Introduction
There are many reasons why you may want to use a brute-force method to discover web domains or sub-domains, for example reconnaissance or attack surface discovery.
Whilst Burp Suite can discover content in folders below a domain using a brute-force approach (see: here), it cannot use this approach to find domains.
Burp Intruder would be a possible tool for this (assuming you are looking for web sites) except that you have to specifically choose the target domain on the first tab so it cannot be chosen as a payload position which could then be brute-forced by Intruder. Once I realised this, I started thinking how I could use Burp’s features to enable this. I have set out the solution below. Note that this assumes you are already familiar with how Burp Suite works and it will only work with Burp Suite Pro.
Invisible Proxying
The answer is to create an invisible proxy in Burp. Invisible proxy is a way in which Burp handles client applications which cannot be specifically configured to use a proxy. As explained here https://portswigger.net/burp/help/proxy_options_invisible, applications which can be configured to use a proxy will send a full URL to the proxy so that the proxy knows where to send the request on to. An application, which cannot be configured to use a proxy will just include the URL in the path but not the domain itself.
Invisible proxy mode effectively means that Burp will decide on the target location to send the request based on the host header in the HTTP request. Now, the host header can be selected as a payload position in intruder and we can therefore fuzz that.
Configuring Burp Suite
Setting up the proxy
The first thing I have to do is setup a new proxy listener in Burp. In this case I have it listening on port 443 although actually you could choose any available port. The important thing here is that I have selected the invisible proxy option.
Setting up Intruder
I have already sent a standard GET request to intruder. I now go to the target tab and for the target I choose localhost and the port where I have got my invisible proxy listening, in this case 443.
I can see the standard GET request which I sent in the Positions tab and I can now select the part of the domain in the host header which I want to attack, II have just chosen one payload position but obviously I could choose multiple positions if I wanted attempt multiple types.
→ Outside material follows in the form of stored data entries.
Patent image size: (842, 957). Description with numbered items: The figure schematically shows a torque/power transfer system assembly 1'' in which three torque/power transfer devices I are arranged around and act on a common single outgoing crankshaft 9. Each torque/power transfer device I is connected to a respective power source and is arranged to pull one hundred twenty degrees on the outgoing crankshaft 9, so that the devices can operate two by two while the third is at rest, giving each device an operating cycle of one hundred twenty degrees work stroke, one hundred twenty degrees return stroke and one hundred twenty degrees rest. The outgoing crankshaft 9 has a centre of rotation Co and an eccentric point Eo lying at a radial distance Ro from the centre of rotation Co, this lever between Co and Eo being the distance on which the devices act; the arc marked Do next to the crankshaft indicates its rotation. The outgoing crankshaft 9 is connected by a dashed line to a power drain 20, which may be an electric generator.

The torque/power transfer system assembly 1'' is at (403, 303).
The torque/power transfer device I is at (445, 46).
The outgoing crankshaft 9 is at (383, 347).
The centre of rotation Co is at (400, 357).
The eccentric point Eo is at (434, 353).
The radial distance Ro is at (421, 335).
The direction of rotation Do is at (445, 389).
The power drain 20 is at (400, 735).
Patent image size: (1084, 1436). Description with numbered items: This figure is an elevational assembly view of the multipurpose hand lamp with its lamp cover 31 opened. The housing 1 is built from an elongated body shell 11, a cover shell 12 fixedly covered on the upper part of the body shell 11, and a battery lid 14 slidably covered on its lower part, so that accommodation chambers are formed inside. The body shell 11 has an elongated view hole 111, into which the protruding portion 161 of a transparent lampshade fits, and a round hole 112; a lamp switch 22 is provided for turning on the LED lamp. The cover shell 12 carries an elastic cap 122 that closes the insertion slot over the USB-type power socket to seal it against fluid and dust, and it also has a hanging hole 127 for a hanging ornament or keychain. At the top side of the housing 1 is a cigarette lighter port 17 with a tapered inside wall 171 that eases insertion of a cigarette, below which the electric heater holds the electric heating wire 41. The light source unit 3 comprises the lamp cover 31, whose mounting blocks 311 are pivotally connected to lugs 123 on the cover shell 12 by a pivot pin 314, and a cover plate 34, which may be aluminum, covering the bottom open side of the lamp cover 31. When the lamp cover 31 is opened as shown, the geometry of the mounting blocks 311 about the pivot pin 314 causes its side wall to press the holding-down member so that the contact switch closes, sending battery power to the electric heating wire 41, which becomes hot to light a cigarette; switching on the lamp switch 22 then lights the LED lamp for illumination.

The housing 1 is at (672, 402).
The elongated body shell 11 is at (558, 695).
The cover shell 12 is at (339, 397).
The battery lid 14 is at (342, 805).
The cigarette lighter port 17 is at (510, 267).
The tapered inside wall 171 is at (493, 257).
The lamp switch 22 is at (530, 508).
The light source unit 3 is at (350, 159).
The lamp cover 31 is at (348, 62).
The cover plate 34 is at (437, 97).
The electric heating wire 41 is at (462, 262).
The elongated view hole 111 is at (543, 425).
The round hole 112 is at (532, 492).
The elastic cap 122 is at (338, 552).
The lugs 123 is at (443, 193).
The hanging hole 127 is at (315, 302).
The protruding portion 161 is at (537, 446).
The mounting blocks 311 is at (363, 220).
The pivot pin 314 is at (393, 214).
You could also add a port onto the host header and choose that as a payload if you wanted to attempt multiple port types.
The rest is the same as a standard Intruder attack, in my case I have chosen a character brute-force payload but you will probably want to use a predefined list of likely domains.
Executing the attack
Intruder will give you an error about the target and host header not matching but you can ignore that
Reviewing the results
You can now go through the intruder results to look at what was returned.